Gerald Hüther, Neurobiologe und Hirnforscher, beklagt die Informationsflut und den Verlust an guter Kommunikation. Jetzt kommt er zu einer Podiumsdiskussion nach Würzburg.
Foto: Wolfgang Würker | Gerald Hüther, Neurobiologe und Hirnforscher, beklagt die Informationsflut und den Verlust an guter Kommunikation. Jetzt kommt er zu einer Podiumsdiskussion nach Würzburg.
Andreas Jungbauer
 |  aktualisiert: 08.02.2024 11:08 Uhr

Hass und Hetze nehmen zu, befeuert durch Halbwahrheiten und Falschinformationen. Über soziale Medien schaffen sich manche Gruppen ihre ganz eigenen Realitäten. Informationsflut, (zu) einfache Lösungen, Polarisierung, Spaltung: Wie gefährlich ist das für Einzelne und die Gesellschaft? Und wie kommen wir wieder besser ins Gespräch? Dieser Frage geht eine Veranstaltung der Würzburger Erwachsenen-Bildungshäuser in Kooperation mit der Main-Post am Montag, 10. Oktober, nach.

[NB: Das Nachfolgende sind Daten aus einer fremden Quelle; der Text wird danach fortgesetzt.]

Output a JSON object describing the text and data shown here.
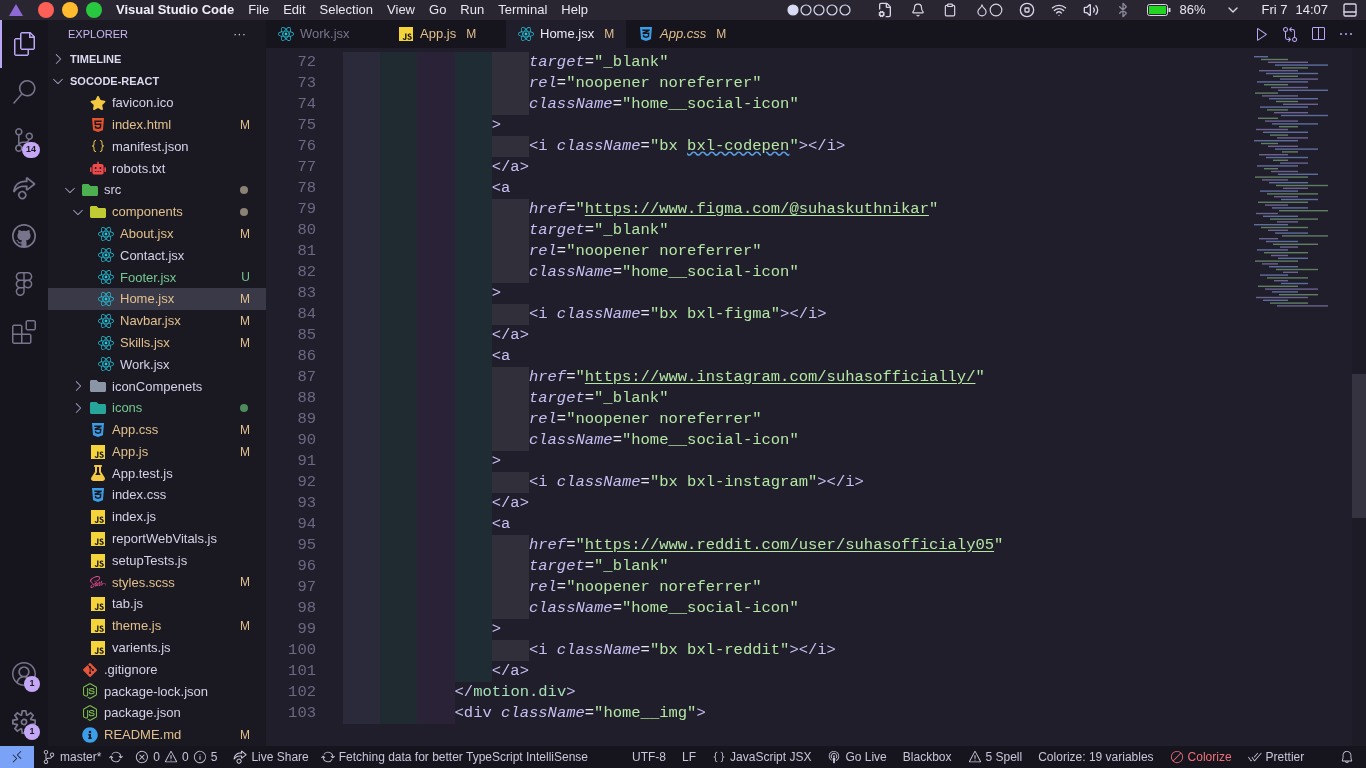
{
  "menubar": {
    "app_name": "Visual Studio Code",
    "traffic_lights": [
      {
        "color": "#fe5f57"
      },
      {
        "color": "#febc2e"
      },
      {
        "color": "#28c840"
      }
    ],
    "menus": [
      "File",
      "Edit",
      "Selection",
      "View",
      "Go",
      "Run",
      "Terminal",
      "Help"
    ],
    "battery": "86%",
    "date": "Fri 7",
    "time": "14:07"
  },
  "activity_bar": {
    "top": [
      {
        "kind": "explorer",
        "selected": true
      },
      {
        "kind": "search",
        "selected": false
      },
      {
        "kind": "source-control",
        "selected": false,
        "badge": "14"
      },
      {
        "kind": "live-share",
        "selected": false
      },
      {
        "kind": "github",
        "selected": false
      },
      {
        "kind": "figma",
        "selected": false
      },
      {
        "kind": "extensions",
        "selected": false
      }
    ],
    "bottom": [
      {
        "kind": "account",
        "badge": "1"
      },
      {
        "kind": "settings",
        "badge": "1"
      }
    ]
  },
  "sidebar": {
    "title": "EXPLORER",
    "more": "···",
    "sections": [
      {
        "label": "TIMELINE",
        "expanded": false
      },
      {
        "label": "SOCODE-REACT",
        "expanded": true
      }
    ],
    "tree": [
      {
        "children": [
          {
            "label": "favicon.ico",
            "kind": "star",
            "modified": false,
            "untracked": false,
            "selected": false
          },
          {
            "label": "index.html",
            "kind": "html",
            "modified": true,
            "untracked": false,
            "badge": "M",
            "selected": false
          },
          {
            "label": "manifest.json",
            "kind": "json",
            "modified": false,
            "untracked": false,
            "selected": false
          },
          {
            "label": "robots.txt",
            "kind": "robot",
            "modified": false,
            "untracked": false,
            "selected": false
          }
        ]
      },
      {
        "label": "src",
        "kind": "folder-src",
        "modified": false,
        "untracked": false,
        "color": "#8a8275",
        "expanded": true,
        "selected": false,
        "children": [
          {
            "label": "components",
            "kind": "folder-components",
            "modified": true,
            "untracked": false,
            "color": "#8a8275",
            "expanded": true,
            "selected": false,
            "children": [
              {
                "label": "About.jsx",
                "kind": "react",
                "modified": true,
                "untracked": false,
                "badge": "M",
                "selected": false
              },
              {
                "label": "Contact.jsx",
                "kind": "react",
                "modified": false,
                "untracked": false,
                "selected": false
              },
              {
                "label": "Footer.jsx",
                "kind": "react",
                "modified": false,
                "untracked": true,
                "badge": "U",
                "selected": false
              },
              {
                "label": "Home.jsx",
                "kind": "react",
                "modified": true,
                "untracked": false,
                "badge": "M",
                "selected": true
              },
              {
                "label": "Navbar.jsx",
                "kind": "react",
                "modified": true,
                "untracked": false,
                "badge": "M",
                "selected": false
              },
              {
                "label": "Skills.jsx",
                "kind": "react",
                "modified": true,
                "untracked": false,
                "badge": "M",
                "selected": false
              },
              {
                "label": "Work.jsx",
                "kind": "react",
                "modified": false,
                "untracked": false,
                "selected": false
              }
            ]
          },
          {
            "label": "iconCompenets",
            "kind": "folder",
            "modified": false,
            "untracked": false,
            "expanded": false,
            "selected": false
          },
          {
            "label": "icons",
            "kind": "folder-icons",
            "modified": false,
            "untracked": true,
            "color": "#4f8a5c",
            "expanded": false,
            "selected": false
          },
          {
            "label": "App.css",
            "kind": "css",
            "modified": true,
            "untracked": false,
            "badge": "M",
            "selected": false
          },
          {
            "label": "App.js",
            "kind": "js",
            "modified": true,
            "untracked": false,
            "badge": "M",
            "selected": false
          },
          {
            "label": "App.test.js",
            "kind": "test",
            "modified": false,
            "untracked": false,
            "selected": false
          },
          {
            "label": "index.css",
            "kind": "css",
            "modified": false,
            "untracked": false,
            "selected": false
          },
          {
            "label": "index.js",
            "kind": "js",
            "modified": false,
            "untracked": false,
            "selected": false
          },
          {
            "label": "reportWebVitals.js",
            "kind": "js",
            "modified": false,
            "untracked": false,
            "selected": false
          },
          {
            "label": "setupTests.js",
            "kind": "js",
            "modified": false,
            "untracked": false,
            "selected": false
          },
          {
            "label": "styles.scss",
            "kind": "sass",
            "modified": true,
            "untracked": false,
            "badge": "M",
            "selected": false
          },
          {
            "label": "tab.js",
            "kind": "js",
            "modified": false,
            "untracked": false,
            "selected": false
          },
          {
            "label": "theme.js",
            "kind": "js",
            "modified": true,
            "untracked": false,
            "badge": "M",
            "selected": false
          },
          {
            "label": "varients.js",
            "kind": "js",
            "modified": false,
            "untracked": false,
            "selected": false
          }
        ]
      },
      {
        "label": ".gitignore",
        "kind": "git",
        "modified": false,
        "untracked": false,
        "selected": false
      },
      {
        "label": "package-lock.json",
        "kind": "node",
        "modified": false,
        "untracked": false,
        "selected": false
      },
      {
        "label": "package.json",
        "kind": "node",
        "modified": false,
        "untracked": false,
        "selected": false
      },
      {
        "label": "README.md",
        "kind": "info",
        "modified": true,
        "untracked": false,
        "badge": "M",
        "selected": false
      }
    ]
  },
  "tabs": [
    {
      "label": "Work.jsx",
      "kind": "react",
      "modified": false,
      "preview": false,
      "selected": false
    },
    {
      "label": "App.js",
      "kind": "js",
      "modified": true,
      "badge": "M",
      "preview": false,
      "selected": false
    },
    {
      "label": "Home.jsx",
      "kind": "react",
      "modified": true,
      "badge": "M",
      "preview": false,
      "selected": true
    },
    {
      "label": "App.css",
      "kind": "css",
      "modified": true,
      "badge": "M",
      "preview": true,
      "selected": false
    }
  ],
  "editor": {
    "lines": [
      {
        "children": [
          {
            "children": [
              {
                "number": "72",
                "tokens": [
                  {
                    "kind": "attr",
                    "t": "target"
                  },
                  {
                    "kind": "op",
                    "t": "="
                  },
                  {
                    "kind": "str",
                    "t": "\"_blank\""
                  }
                ]
              },
              {
                "number": "73",
                "tokens": [
                  {
                    "kind": "attr",
                    "t": "rel"
                  },
                  {
                    "kind": "op",
                    "t": "="
                  },
                  {
                    "kind": "str",
                    "t": "\"noopener noreferrer\""
                  }
                ]
              },
              {
                "number": "74",
                "tokens": [
                  {
                    "kind": "attr",
                    "t": "className"
                  },
                  {
                    "kind": "op",
                    "t": "="
                  },
                  {
                    "kind": "str",
                    "t": "\"home__social-icon\""
                  }
                ]
              }
            ]
          },
          {
            "number": "75",
            "tokens": [
              {
                "kind": "tag",
                "t": ">"
              }
            ],
            "children": [
              {
                "number": "76",
                "tokens": [
                  {
                    "kind": "tag",
                    "t": "<i "
                  },
                  {
                    "kind": "attr",
                    "t": "className"
                  },
                  {
                    "kind": "op",
                    "t": "="
                  },
                  {
                    "kind": "str",
                    "t": "\"bx "
                  },
                  {
                    "kind": "warn",
                    "t": "bxl-codepen"
                  },
                  {
                    "kind": "str",
                    "t": "\""
                  },
                  {
                    "kind": "tag",
                    "t": "></i>"
                  }
                ]
              }
            ]
          },
          {
            "number": "77",
            "tokens": [
              {
                "kind": "tag",
                "t": "</a>"
              }
            ]
          },
          {
            "number": "78",
            "tokens": [
              {
                "kind": "tag",
                "t": "<a"
              }
            ],
            "children": [
              {
                "number": "79",
                "tokens": [
                  {
                    "kind": "attr",
                    "t": "href"
                  },
                  {
                    "kind": "op",
                    "t": "="
                  },
                  {
                    "kind": "str",
                    "t": "\""
                  },
                  {
                    "kind": "url",
                    "t": "https://www.figma.com/@suhaskuthnikar"
                  },
                  {
                    "kind": "str",
                    "t": "\""
                  }
                ]
              },
              {
                "number": "80",
                "tokens": [
                  {
                    "kind": "attr",
                    "t": "target"
                  },
                  {
                    "kind": "op",
                    "t": "="
                  },
                  {
                    "kind": "str",
                    "t": "\"_blank\""
                  }
                ]
              },
              {
                "number": "81",
                "tokens": [
                  {
                    "kind": "attr",
                    "t": "rel"
                  },
                  {
                    "kind": "op",
                    "t": "="
                  },
                  {
                    "kind": "str",
                    "t": "\"noopener noreferrer\""
                  }
                ]
              },
              {
                "number": "82",
                "tokens": [
                  {
                    "kind": "attr",
                    "t": "className"
                  },
                  {
                    "kind": "op",
                    "t": "="
                  },
                  {
                    "kind": "str",
                    "t": "\"home__social-icon\""
                  }
                ]
              }
            ]
          },
          {
            "number": "83",
            "tokens": [
              {
                "kind": "tag",
                "t": ">"
              }
            ],
            "children": [
              {
                "number": "84",
                "tokens": [
                  {
                    "kind": "tag",
                    "t": "<i "
                  },
                  {
                    "kind": "attr",
                    "t": "className"
                  },
                  {
                    "kind": "op",
                    "t": "="
                  },
                  {
                    "kind": "str",
                    "t": "\"bx bxl-figma\""
                  },
                  {
                    "kind": "tag",
                    "t": "></i>"
                  }
                ]
              }
            ]
          },
          {
            "number": "85",
            "tokens": [
              {
                "kind": "tag",
                "t": "</a>"
              }
            ]
          },
          {
            "number": "86",
            "tokens": [
              {
                "kind": "tag",
                "t": "<a"
              }
            ],
            "children": [
              {
                "number": "87",
                "tokens": [
                  {
                    "kind": "attr",
                    "t": "href"
                  },
                  {
                    "kind": "op",
                    "t": "="
                  },
                  {
                    "kind": "str",
                    "t": "\""
                  },
                  {
                    "kind": "url",
                    "t": "https://www.instagram.com/suhasofficially/"
                  },
                  {
                    "kind": "str",
                    "t": "\""
                  }
                ]
              },
              {
                "number": "88",
                "tokens": [
                  {
                    "kind": "attr",
                    "t": "target"
                  },
                  {
                    "kind": "op",
                    "t": "="
                  },
                  {
                    "kind": "str",
                    "t": "\"_blank\""
                  }
                ]
              },
              {
                "number": "89",
                "tokens": [
                  {
                    "kind": "attr",
                    "t": "rel"
                  },
                  {
                    "kind": "op",
                    "t": "="
                  },
                  {
                    "kind": "str",
                    "t": "\"noopener noreferrer\""
                  }
                ]
              },
              {
                "number": "90",
                "tokens": [
                  {
                    "kind": "attr",
                    "t": "className"
                  },
                  {
                    "kind": "op",
                    "t": "="
                  },
                  {
                    "kind": "str",
                    "t": "\"home__social-icon\""
                  }
                ]
              }
            ]
          },
          {
            "number": "91",
            "tokens": [
              {
                "kind": "tag",
                "t": ">"
              }
            ],
            "children": [
              {
                "number": "92",
                "tokens": [
                  {
                    "kind": "tag",
                    "t": "<i "
                  },
                  {
                    "kind": "attr",
                    "t": "className"
                  },
                  {
                    "kind": "op",
                    "t": "="
                  },
                  {
                    "kind": "str",
                    "t": "\"bx bxl-instagram\""
                  },
                  {
                    "kind": "tag",
                    "t": "></i>"
                  }
                ]
              }
            ]
          },
          {
            "number": "93",
            "tokens": [
              {
                "kind": "tag",
                "t": "</a>"
              }
            ]
          },
          {
            "number": "94",
            "tokens": [
              {
                "kind": "tag",
                "t": "<a"
              }
            ],
            "children": [
              {
                "number": "95",
                "tokens": [
                  {
                    "kind": "attr",
                    "t": "href"
                  },
                  {
                    "kind": "op",
                    "t": "="
                  },
                  {
                    "kind": "str",
                    "t": "\""
                  },
                  {
                    "kind": "url",
                    "t": "https://www.reddit.com/user/suhasofficialy05"
                  },
                  {
                    "kind": "str",
                    "t": "\""
                  }
                ]
              },
              {
                "number": "96",
                "tokens": [
                  {
                    "kind": "attr",
                    "t": "target"
                  },
                  {
                    "kind": "op",
                    "t": "="
                  },
                  {
                    "kind": "str",
                    "t": "\"_blank\""
                  }
                ]
              },
              {
                "number": "97",
                "tokens": [
                  {
                    "kind": "attr",
                    "t": "rel"
                  },
                  {
                    "kind": "op",
                    "t": "="
                  },
                  {
                    "kind": "str",
                    "t": "\"noopener noreferrer\""
                  }
                ]
              },
              {
                "number": "98",
                "tokens": [
                  {
                    "kind": "attr",
                    "t": "className"
                  },
                  {
                    "kind": "op",
                    "t": "="
                  },
                  {
                    "kind": "str",
                    "t": "\"home__social-icon\""
                  }
                ]
              }
            ]
          },
          {
            "number": "99",
            "tokens": [
              {
                "kind": "tag",
                "t": ">"
              }
            ],
            "children": [
              {
                "number": "100",
                "tokens": [
                  {
                    "kind": "tag",
                    "t": "<i "
                  },
                  {
                    "kind": "attr",
                    "t": "className"
                  },
                  {
                    "kind": "op",
                    "t": "="
                  },
                  {
                    "kind": "str",
                    "t": "\"bx bxl-reddit\""
                  },
                  {
                    "kind": "tag",
                    "t": "></i>"
                  }
                ]
              }
            ]
          },
          {
            "number": "101",
            "tokens": [
              {
                "kind": "tag",
                "t": "</a>"
              }
            ]
          }
        ]
      },
      {
        "number": "102",
        "tokens": [
          {
            "kind": "tag",
            "t": "</"
          },
          {
            "kind": "comp",
            "t": "motion.div"
          },
          {
            "kind": "tag",
            "t": ">"
          }
        ]
      },
      {
        "number": "103",
        "tokens": [
          {
            "kind": "tag",
            "t": "<div "
          },
          {
            "kind": "attr",
            "t": "className"
          },
          {
            "kind": "op",
            "t": "="
          },
          {
            "kind": "str",
            "t": "\"home__img\""
          },
          {
            "kind": "tag",
            "t": ">"
          }
        ]
      }
    ]
  },
  "status_bar": {
    "branch": "master*",
    "errors": "0",
    "warnings": "0",
    "infos": "5",
    "live_share": "Live Share",
    "fetching": "Fetching data for better TypeScript IntelliSense",
    "encoding": "UTF-8",
    "eol": "LF",
    "language": "JavaScript JSX",
    "go_live": "Go Live",
    "blackbox": "Blackbox",
    "spell": "5 Spell",
    "colorize_info": "Colorize: 19 variables",
    "colorize": "Colorize",
    "prettier": "Prettier"
  }
}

Mit dabei: der bekannte Hirnforscher und Publizist Gerald Hüther. Der 71-jährige Wissenschaftler aus Göttingen warnt vor der Informationsflut und einer vergifteten Streitkultur. Ein Gespräch über Probleme und Möglichkeiten der Kommunikation heute – und was wir verloren haben.

Frage: Herr Hüther, ich will mit Ihnen sprechen. Ist das denn wirklich so viel schwieriger geworden?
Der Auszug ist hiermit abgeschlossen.